Aku terkekeh, "kalian? Bukannya kamu juga seorang siswa?"

"Aku... Sebentar lagi kan bukan siswa," sahutnya singkat, berubah raut.

"Kamu sedih?"

"Tentu saja tidak. Ada banyak hal yang harus di lakukan orang dewasa selain bersedih." Langit selalu membuatku kagum, pembawaannya yang tenang dalam segala situasi membuatku merasa nyaman berada di dekatnya. Tidak ingin nampak terpana di hadapannya, aku menjadikan tawa sebagai tameng.

"Ahahaha... Apa kamu sudah merasa dewasa?," Ledek ku, berpikir bahwa dirinya tidak cukup dewasa di mataku.

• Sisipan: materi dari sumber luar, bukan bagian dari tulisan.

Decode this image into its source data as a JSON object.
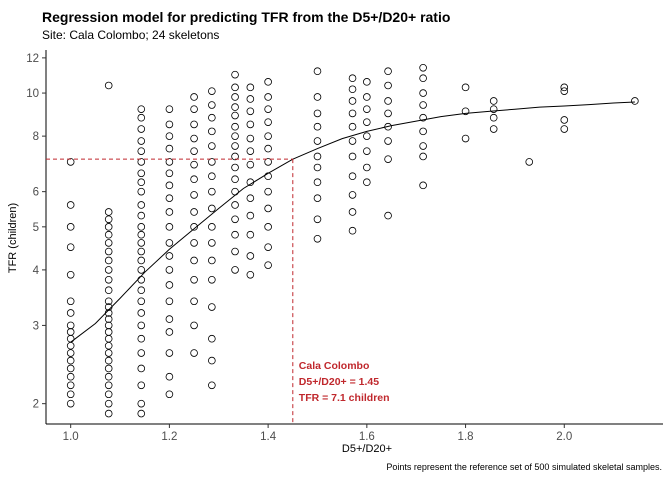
{
  "chart_data": {
    "type": "scatter",
    "title": "Regression model for predicting TFR from the D5+/D20+ ratio",
    "subtitle": "Site: Cala Colombo; 24 skeletons",
    "xlabel": "D5+/D20+",
    "ylabel": "TFR (children)",
    "caption": "Points represent the reference set of 500 simulated skeletal samples.",
    "xlim": [
      0.95,
      2.2
    ],
    "ylim": [
      1.8,
      12.5
    ],
    "y_scale": "log",
    "x_ticks": [
      1.0,
      1.2,
      1.4,
      1.6,
      1.8,
      2.0
    ],
    "x_tick_labels": [
      "1.0",
      "1.2",
      "1.4",
      "1.6",
      "1.8",
      "2.0"
    ],
    "y_ticks": [
      2,
      3,
      4,
      5,
      6,
      8,
      10,
      12
    ],
    "y_tick_labels": [
      "2",
      "3",
      "4",
      "5",
      "6",
      "8",
      "10",
      "12"
    ],
    "grid": false,
    "annotation": {
      "lines": [
        "Cala Colombo",
        "D5+/D20+ = 1.45",
        "TFR = 7.1 children"
      ],
      "x": 1.45,
      "y": 7.1,
      "color": "#c0282d"
    },
    "series": [
      {
        "kind": "points",
        "columns": [
          {
            "x": 1.0,
            "y": [
              2.0,
              2.1,
              2.2,
              2.3,
              2.4,
              2.5,
              2.6,
              2.7,
              2.8,
              2.9,
              3.0,
              3.2,
              3.4,
              3.9,
              4.5,
              5.0,
              5.6,
              7.0
            ]
          },
          {
            "x": 1.077,
            "y": [
              1.9,
              2.0,
              2.1,
              2.2,
              2.3,
              2.4,
              2.5,
              2.6,
              2.7,
              2.8,
              2.9,
              3.0,
              3.1,
              3.2,
              3.3,
              3.4,
              3.6,
              3.8,
              4.0,
              4.2,
              4.4,
              4.6,
              4.8,
              5.0,
              5.2,
              5.4,
              10.4
            ]
          },
          {
            "x": 1.143,
            "y": [
              1.9,
              2.0,
              2.2,
              2.4,
              2.6,
              2.8,
              3.0,
              3.2,
              3.4,
              3.6,
              3.8,
              4.0,
              4.2,
              4.4,
              4.6,
              4.8,
              5.0,
              5.3,
              5.6,
              6.0,
              6.3,
              6.6,
              7.0,
              7.4,
              7.8,
              8.3,
              8.8,
              9.2
            ]
          },
          {
            "x": 1.2,
            "y": [
              2.1,
              2.3,
              2.6,
              2.9,
              3.1,
              3.4,
              3.7,
              4.0,
              4.3,
              4.6,
              5.0,
              5.4,
              5.8,
              6.2,
              6.6,
              7.0,
              7.5,
              8.0,
              8.5,
              9.2
            ]
          },
          {
            "x": 1.25,
            "y": [
              2.6,
              3.0,
              3.4,
              3.8,
              4.2,
              4.6,
              5.0,
              5.4,
              5.9,
              6.4,
              6.9,
              7.4,
              7.9,
              8.5,
              9.2,
              9.8
            ]
          },
          {
            "x": 1.286,
            "y": [
              2.2,
              2.5,
              2.8,
              3.3,
              3.8,
              4.2,
              4.6,
              5.0,
              5.5,
              6.0,
              6.5,
              7.0,
              7.6,
              8.2,
              8.8,
              9.4,
              10.1
            ]
          },
          {
            "x": 1.333,
            "y": [
              4.0,
              4.4,
              4.8,
              5.2,
              5.6,
              6.0,
              6.4,
              6.8,
              7.2,
              7.6,
              8.0,
              8.4,
              8.9,
              9.3,
              9.8,
              10.3,
              11.0
            ]
          },
          {
            "x": 1.364,
            "y": [
              3.9,
              4.3,
              4.8,
              5.3,
              5.8,
              6.3,
              6.9,
              7.4,
              7.9,
              8.5,
              9.1,
              9.7,
              10.3
            ]
          },
          {
            "x": 1.4,
            "y": [
              4.1,
              4.5,
              5.0,
              5.5,
              6.0,
              6.5,
              7.0,
              7.5,
              8.0,
              8.6,
              9.2,
              9.8,
              10.6
            ]
          },
          {
            "x": 1.5,
            "y": [
              4.7,
              5.2,
              5.8,
              6.3,
              6.8,
              7.2,
              7.8,
              8.4,
              9.0,
              9.8,
              11.2
            ]
          },
          {
            "x": 1.571,
            "y": [
              4.9,
              5.4,
              5.9,
              6.5,
              7.2,
              7.8,
              8.4,
              9.0,
              9.6,
              10.2,
              10.8
            ]
          },
          {
            "x": 1.6,
            "y": [
              6.3,
              6.8,
              7.4,
              8.0,
              8.6,
              9.2,
              9.8,
              10.6
            ]
          },
          {
            "x": 1.643,
            "y": [
              5.3,
              7.1,
              7.8,
              8.4,
              9.0,
              9.6,
              10.4,
              11.2
            ]
          },
          {
            "x": 1.714,
            "y": [
              6.2,
              7.2,
              7.6,
              8.2,
              8.8,
              9.4,
              10.0,
              10.8,
              11.4
            ]
          },
          {
            "x": 1.8,
            "y": [
              7.9,
              9.1,
              10.3
            ]
          },
          {
            "x": 1.857,
            "y": [
              8.3,
              8.8,
              9.2,
              9.6
            ]
          },
          {
            "x": 1.929,
            "y": [
              7.0
            ]
          },
          {
            "x": 2.0,
            "y": [
              8.3,
              8.7,
              10.1,
              10.3
            ]
          },
          {
            "x": 2.143,
            "y": [
              9.6
            ]
          }
        ]
      },
      {
        "kind": "fit",
        "x": [
          1.0,
          1.05,
          1.1,
          1.15,
          1.2,
          1.25,
          1.3,
          1.35,
          1.4,
          1.45,
          1.5,
          1.55,
          1.6,
          1.65,
          1.7,
          1.75,
          1.8,
          1.85,
          1.9,
          1.95,
          2.0,
          2.05,
          2.1,
          2.143
        ],
        "y": [
          2.75,
          3.03,
          3.45,
          3.95,
          4.45,
          4.95,
          5.5,
          6.1,
          6.6,
          7.1,
          7.5,
          7.9,
          8.2,
          8.45,
          8.65,
          8.85,
          9.0,
          9.1,
          9.2,
          9.3,
          9.35,
          9.42,
          9.5,
          9.55
        ]
      }
    ]
  }
}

Remaja 17 tahun yang menyukai kucing, tidak suka didekati gadis lain di sekolah, malah lebih suka bermain game yang baru dirilis. Tapi ada satu hal keren yang ku akui darinya, suaranya bagus. Apalagi ketika mendengarkannya murotal di mesjid. Membuatku takjub dan sejenak melupakan tingkah anehnya saat bersamaku.

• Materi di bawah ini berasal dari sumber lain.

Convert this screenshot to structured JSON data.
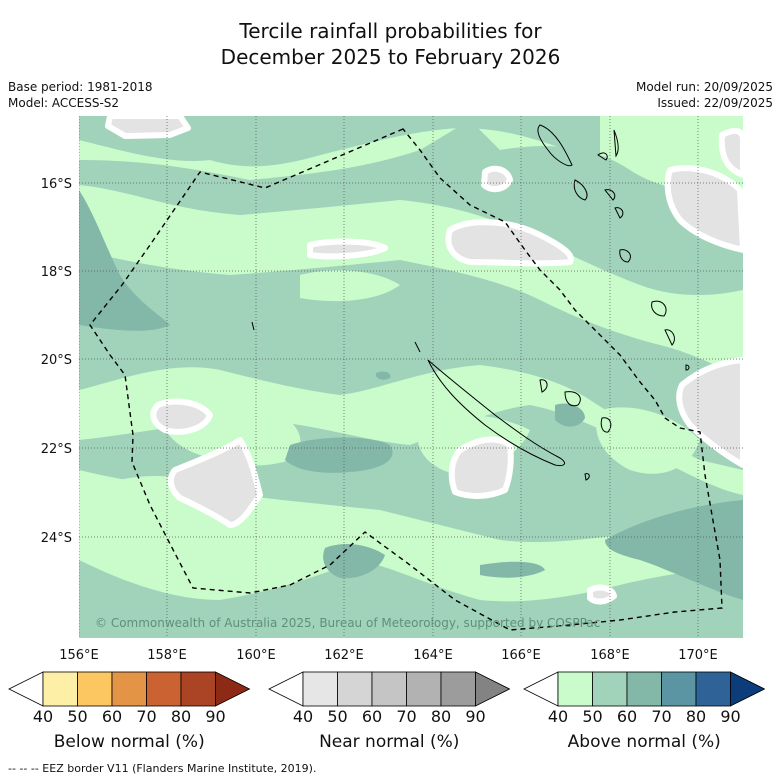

Langit tidak merespon tawaku, hingga ketika tawaku terhenti jalanan kembali lengang. Ada apa dengan langit? Akhir-akhir ini selera humornya berkurang.

"Langit?" Aku menegurnya, "kamu baik-baik saja?," Tanyaku dengan raut khawatir sembari menangkup kedua pipinya dan menolehkannya padaku.

Dia pun tersenyum manis, menepuk kepalaku lembut, "Terima kasih, Chii. Usiamu yang lebih muda dariku tidak membuatku merasa berbicara dengan anak kecil?," Ucapnya. Padahal baru saja aku membuat kesalahan.

"Eh?" Aku pikir dia akan marah.

"Aku jadi curiga, jangan-jangan kamu sebenarnya remaja seumuran ku yang terjebak di tubuh anak kecil," lanjutnya santai.

"Hahh?!!!" Lagi-lagi hanya kata heran yang keluar dari mulutku.

Apa yang dipikirkan oleh Langit?

"Aku mau ke rumahmu, boleh?," Pintanya padaku, "ingin melihat Inchii." Langit mengangkat plastik putih di tangan kanannya yang ku lupakan.

"Kamu membeli wortel?" Dia balas mengangguk, "hanya untuk Inchii?" Dan Langit mengangguk lagi.

"Yah, payah. Kamu tidak mengerti azas ekonomi, sekarang kan wortel mahal tahu!" Seruku tidak terima karena Langit membuang-buang uangnya hanya untuk memberi makan kelinci kesayangan ku. Padahal aku terbiasa memberi pakan seadanya. Bahkan terkadang daun ubi ungu.